SIGNIFICANTLY LOWER COSTS
Levine, a clinician-investigator at Brigham and Women’s Hospital and an instructor at Harvard Medical School, was the lead author of a study published last month that reported the results of a small, randomized, controlled trial comparing the health care use, experience and costs of Brigham patients who either received hospital-level care at home or in the hospital in 2016.
The 20 patients analyzed in the trial had one of several conditions, including infection, heart failure, chronic obstructive pulmonary disease or asthma. The trial found that while there were no adverse events in the home-care patients, their treatment costs were significantly lower, about half that of patients treated in the hospital.
Why? For starters, labor costs for at-home patients are lower than for patients in a hospital, where staff must be on hand 24/7. Home-care patients also had fewer lab tests and visits from specialists.
The study found that both groups of patients were about equally satisfied with their care, but the home-care group was more physically active.
Brigham Health is conducting further randomized controlled trials to test the at-home model for a broader range of diagnoses.
Dr. Bruce Leff began exploring the hospital-at-home concept more than 20 years ago, conducting early studies at Veterans Affairs medical centers and Medicare Advantage plans that found fewer patient complications, better outcomes and lower costs in home-care patients.

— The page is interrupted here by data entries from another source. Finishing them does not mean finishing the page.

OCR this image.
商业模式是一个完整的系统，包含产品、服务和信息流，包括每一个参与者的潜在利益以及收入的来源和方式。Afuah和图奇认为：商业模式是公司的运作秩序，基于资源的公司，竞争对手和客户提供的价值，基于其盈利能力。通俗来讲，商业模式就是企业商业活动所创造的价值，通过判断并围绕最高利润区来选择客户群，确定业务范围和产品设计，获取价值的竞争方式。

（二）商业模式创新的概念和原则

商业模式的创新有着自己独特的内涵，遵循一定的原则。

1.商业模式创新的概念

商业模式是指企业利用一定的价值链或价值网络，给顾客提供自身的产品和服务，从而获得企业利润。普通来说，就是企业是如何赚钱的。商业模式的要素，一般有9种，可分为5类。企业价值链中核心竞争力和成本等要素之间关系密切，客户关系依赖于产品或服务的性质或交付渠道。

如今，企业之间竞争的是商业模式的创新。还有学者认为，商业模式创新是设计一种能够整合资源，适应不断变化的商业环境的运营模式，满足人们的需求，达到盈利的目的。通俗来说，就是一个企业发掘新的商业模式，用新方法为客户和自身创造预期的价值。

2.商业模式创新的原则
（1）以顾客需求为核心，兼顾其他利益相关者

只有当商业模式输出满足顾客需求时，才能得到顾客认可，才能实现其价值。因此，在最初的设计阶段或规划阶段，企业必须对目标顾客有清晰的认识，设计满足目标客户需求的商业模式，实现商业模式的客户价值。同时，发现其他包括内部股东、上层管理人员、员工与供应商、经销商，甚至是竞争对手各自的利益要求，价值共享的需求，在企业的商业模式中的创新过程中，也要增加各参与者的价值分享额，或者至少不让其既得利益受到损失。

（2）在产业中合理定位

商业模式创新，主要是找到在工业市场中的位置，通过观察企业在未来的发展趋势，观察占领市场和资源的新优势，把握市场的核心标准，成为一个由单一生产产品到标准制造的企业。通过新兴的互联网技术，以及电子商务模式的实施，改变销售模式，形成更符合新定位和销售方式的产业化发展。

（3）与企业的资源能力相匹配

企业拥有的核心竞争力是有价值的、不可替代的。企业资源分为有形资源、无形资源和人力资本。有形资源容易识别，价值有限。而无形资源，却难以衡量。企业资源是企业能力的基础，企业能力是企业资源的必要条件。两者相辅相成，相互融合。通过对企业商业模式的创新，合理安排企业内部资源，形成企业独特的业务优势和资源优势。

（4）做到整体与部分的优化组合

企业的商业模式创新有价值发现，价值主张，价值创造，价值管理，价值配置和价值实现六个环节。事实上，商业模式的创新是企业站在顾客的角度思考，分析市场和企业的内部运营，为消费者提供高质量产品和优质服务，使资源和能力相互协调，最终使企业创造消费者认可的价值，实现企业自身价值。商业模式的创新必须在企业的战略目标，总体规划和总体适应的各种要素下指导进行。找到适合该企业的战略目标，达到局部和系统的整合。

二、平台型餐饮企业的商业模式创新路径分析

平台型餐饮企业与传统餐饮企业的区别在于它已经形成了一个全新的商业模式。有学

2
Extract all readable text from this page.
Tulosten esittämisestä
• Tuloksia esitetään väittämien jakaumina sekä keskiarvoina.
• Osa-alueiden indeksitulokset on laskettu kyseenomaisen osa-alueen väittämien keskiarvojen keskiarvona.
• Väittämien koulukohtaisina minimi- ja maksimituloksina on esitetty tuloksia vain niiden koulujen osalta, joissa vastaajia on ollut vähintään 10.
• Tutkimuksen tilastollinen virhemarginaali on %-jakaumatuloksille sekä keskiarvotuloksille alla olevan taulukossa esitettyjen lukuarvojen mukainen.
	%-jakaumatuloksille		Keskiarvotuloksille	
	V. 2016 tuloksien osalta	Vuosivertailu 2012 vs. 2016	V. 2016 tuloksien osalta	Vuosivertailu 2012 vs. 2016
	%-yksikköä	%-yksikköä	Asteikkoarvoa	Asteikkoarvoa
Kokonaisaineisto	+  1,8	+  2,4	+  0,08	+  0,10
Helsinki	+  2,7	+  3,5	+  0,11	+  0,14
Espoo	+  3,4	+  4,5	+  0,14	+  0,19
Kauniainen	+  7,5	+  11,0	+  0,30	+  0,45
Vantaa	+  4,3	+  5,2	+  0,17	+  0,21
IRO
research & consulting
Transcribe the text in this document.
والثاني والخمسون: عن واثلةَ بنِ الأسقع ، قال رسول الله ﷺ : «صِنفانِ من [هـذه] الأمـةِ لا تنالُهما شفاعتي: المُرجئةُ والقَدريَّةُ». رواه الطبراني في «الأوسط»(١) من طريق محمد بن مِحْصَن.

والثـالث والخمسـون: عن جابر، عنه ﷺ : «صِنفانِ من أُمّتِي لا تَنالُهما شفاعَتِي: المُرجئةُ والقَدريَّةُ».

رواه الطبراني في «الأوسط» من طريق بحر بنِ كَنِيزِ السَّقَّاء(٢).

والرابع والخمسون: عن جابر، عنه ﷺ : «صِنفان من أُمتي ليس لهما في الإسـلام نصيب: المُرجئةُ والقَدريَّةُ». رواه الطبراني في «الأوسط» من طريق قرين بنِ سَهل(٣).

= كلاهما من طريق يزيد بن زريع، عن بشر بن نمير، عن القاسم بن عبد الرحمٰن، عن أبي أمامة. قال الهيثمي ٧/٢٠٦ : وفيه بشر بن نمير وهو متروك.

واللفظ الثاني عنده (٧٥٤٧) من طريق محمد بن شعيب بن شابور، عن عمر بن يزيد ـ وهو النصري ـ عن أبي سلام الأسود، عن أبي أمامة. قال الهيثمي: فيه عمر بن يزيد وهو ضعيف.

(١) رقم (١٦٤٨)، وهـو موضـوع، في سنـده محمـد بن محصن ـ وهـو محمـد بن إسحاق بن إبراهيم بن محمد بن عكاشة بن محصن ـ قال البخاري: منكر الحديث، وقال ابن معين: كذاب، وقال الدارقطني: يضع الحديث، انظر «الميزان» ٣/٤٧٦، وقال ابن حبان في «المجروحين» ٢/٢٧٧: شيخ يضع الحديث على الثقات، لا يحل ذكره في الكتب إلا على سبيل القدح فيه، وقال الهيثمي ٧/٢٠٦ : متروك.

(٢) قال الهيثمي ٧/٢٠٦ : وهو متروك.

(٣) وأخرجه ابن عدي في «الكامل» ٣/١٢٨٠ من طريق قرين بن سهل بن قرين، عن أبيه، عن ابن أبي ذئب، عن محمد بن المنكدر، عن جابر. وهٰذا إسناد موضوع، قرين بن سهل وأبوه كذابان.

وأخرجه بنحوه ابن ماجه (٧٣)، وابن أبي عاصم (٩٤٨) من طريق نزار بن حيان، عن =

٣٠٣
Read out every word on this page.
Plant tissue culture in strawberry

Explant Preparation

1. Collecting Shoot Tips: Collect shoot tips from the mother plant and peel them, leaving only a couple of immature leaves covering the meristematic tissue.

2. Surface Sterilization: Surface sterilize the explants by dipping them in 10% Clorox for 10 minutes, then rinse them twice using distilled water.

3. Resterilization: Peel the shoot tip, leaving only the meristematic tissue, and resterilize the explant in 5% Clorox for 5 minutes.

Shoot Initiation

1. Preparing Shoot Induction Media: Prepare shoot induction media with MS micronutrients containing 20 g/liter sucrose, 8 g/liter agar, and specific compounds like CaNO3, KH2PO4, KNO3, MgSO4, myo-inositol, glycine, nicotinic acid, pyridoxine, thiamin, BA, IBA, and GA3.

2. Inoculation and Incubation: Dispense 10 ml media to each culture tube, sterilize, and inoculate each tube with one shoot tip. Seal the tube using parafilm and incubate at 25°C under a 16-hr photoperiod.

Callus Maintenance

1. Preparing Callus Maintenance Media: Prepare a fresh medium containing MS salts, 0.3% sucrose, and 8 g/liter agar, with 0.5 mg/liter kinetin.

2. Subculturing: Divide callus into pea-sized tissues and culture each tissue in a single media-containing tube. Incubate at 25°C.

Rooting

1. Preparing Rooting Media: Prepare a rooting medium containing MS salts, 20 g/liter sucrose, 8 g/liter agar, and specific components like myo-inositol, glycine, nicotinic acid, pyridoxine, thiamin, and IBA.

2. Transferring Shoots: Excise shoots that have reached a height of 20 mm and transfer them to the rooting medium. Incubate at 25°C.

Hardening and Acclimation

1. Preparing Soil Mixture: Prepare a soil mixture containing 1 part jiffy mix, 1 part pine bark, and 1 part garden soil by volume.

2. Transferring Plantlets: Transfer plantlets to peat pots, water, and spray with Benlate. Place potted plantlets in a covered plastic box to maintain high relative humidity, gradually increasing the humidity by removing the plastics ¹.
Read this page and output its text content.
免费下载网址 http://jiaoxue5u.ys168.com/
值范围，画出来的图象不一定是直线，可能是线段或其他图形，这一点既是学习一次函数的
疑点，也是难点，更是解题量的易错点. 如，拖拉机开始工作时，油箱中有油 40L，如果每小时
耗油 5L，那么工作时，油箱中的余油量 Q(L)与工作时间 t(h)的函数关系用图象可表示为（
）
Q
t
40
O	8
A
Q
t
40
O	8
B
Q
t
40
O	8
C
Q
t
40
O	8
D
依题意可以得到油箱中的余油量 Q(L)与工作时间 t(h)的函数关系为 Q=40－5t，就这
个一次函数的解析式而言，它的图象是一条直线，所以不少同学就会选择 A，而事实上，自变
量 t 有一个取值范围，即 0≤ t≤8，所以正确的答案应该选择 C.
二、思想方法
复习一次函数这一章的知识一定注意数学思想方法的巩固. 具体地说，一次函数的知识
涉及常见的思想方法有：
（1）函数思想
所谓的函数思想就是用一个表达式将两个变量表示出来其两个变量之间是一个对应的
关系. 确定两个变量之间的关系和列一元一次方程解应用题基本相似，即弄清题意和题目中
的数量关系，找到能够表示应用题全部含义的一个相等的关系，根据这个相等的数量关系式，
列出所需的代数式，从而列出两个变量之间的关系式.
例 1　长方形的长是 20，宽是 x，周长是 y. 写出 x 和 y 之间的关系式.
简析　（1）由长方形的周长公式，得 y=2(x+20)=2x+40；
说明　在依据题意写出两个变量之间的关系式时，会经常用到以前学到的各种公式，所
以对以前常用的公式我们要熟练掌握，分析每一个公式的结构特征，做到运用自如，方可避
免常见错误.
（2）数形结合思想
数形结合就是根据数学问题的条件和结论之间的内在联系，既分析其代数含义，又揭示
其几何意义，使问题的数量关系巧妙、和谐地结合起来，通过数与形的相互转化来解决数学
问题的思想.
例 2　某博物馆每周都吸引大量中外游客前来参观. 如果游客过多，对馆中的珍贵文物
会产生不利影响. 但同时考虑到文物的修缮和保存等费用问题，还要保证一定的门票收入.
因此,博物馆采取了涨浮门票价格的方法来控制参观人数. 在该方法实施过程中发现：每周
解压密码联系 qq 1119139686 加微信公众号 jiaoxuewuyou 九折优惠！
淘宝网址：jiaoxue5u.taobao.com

Caregivers reported less stress, Leff’s research found. For caregivers, traveling to an unfamiliar hospital, finding and paying for parking and trying to time bedside meetings with clinical staff, all the while worried about a loved one’s health, is wearing, experts note.
Hospitals, accustomed to the traditional “heads-and-beds” model that emphasizes filling hospital beds in a brick-and-mortar facility have been slow to embrace change, however.
There are practical hurdles, too.
“It’s still easier to get Chinese food delivered in New York City than to get oxygen delivered at home,” said Leff, a professor of medicine and director of Johns Hopkins Medical School’s Center for Transformative Geriatric Research.
PREFERRING HOME
Since Mount Sinai’s seven-hospital system launched its Hospital-at-Home program in New York City in 2014, more than 700 patients have chosen home over hospital care. Patients can be referred to the program from selected emergency departments as well as some Mount Sinai primary care practices and urgent care centers. And they have fared well on a number of measures.
The average length of stay for acute care was 5.3 days in the hospital versus 3.1 days of treatment for home-care patients, while 30-day readmission rates for home-based patients were about half of those in the hospital: 7.8 percent versus 16.3 percent for the two-year period ending December 2016.
Begun with a three-year, $9.6 million grant from the federal Center for Medicare & Medicaid Innovation in 2014, Mount Sinai’s program initially focused on Medicare patients with six conditions, including congestive heart failure, pneumonia and diabetes. Since then, the program has expanded to include dozens of conditions, including asthma, high blood pressure and serious infections like cellulitis, and is now available to some privately insured and Medicaid patients.
The health system has also partnered with Contessa Health, a company with expertise in home care, to negotiate contracts with insurers to pay for hospital-at-home services.
Among other things, insurers are worried about the slippery slope of what it means to be hospitalized, said Dr. Linda DeCherrie, clinical director of the mobile acute care team at Mount Sinai Health System.
“[Insurers] don’t want to be paying for an admission if this patient really wouldn’t have been hospitalized in the first place,” DeCherrie said.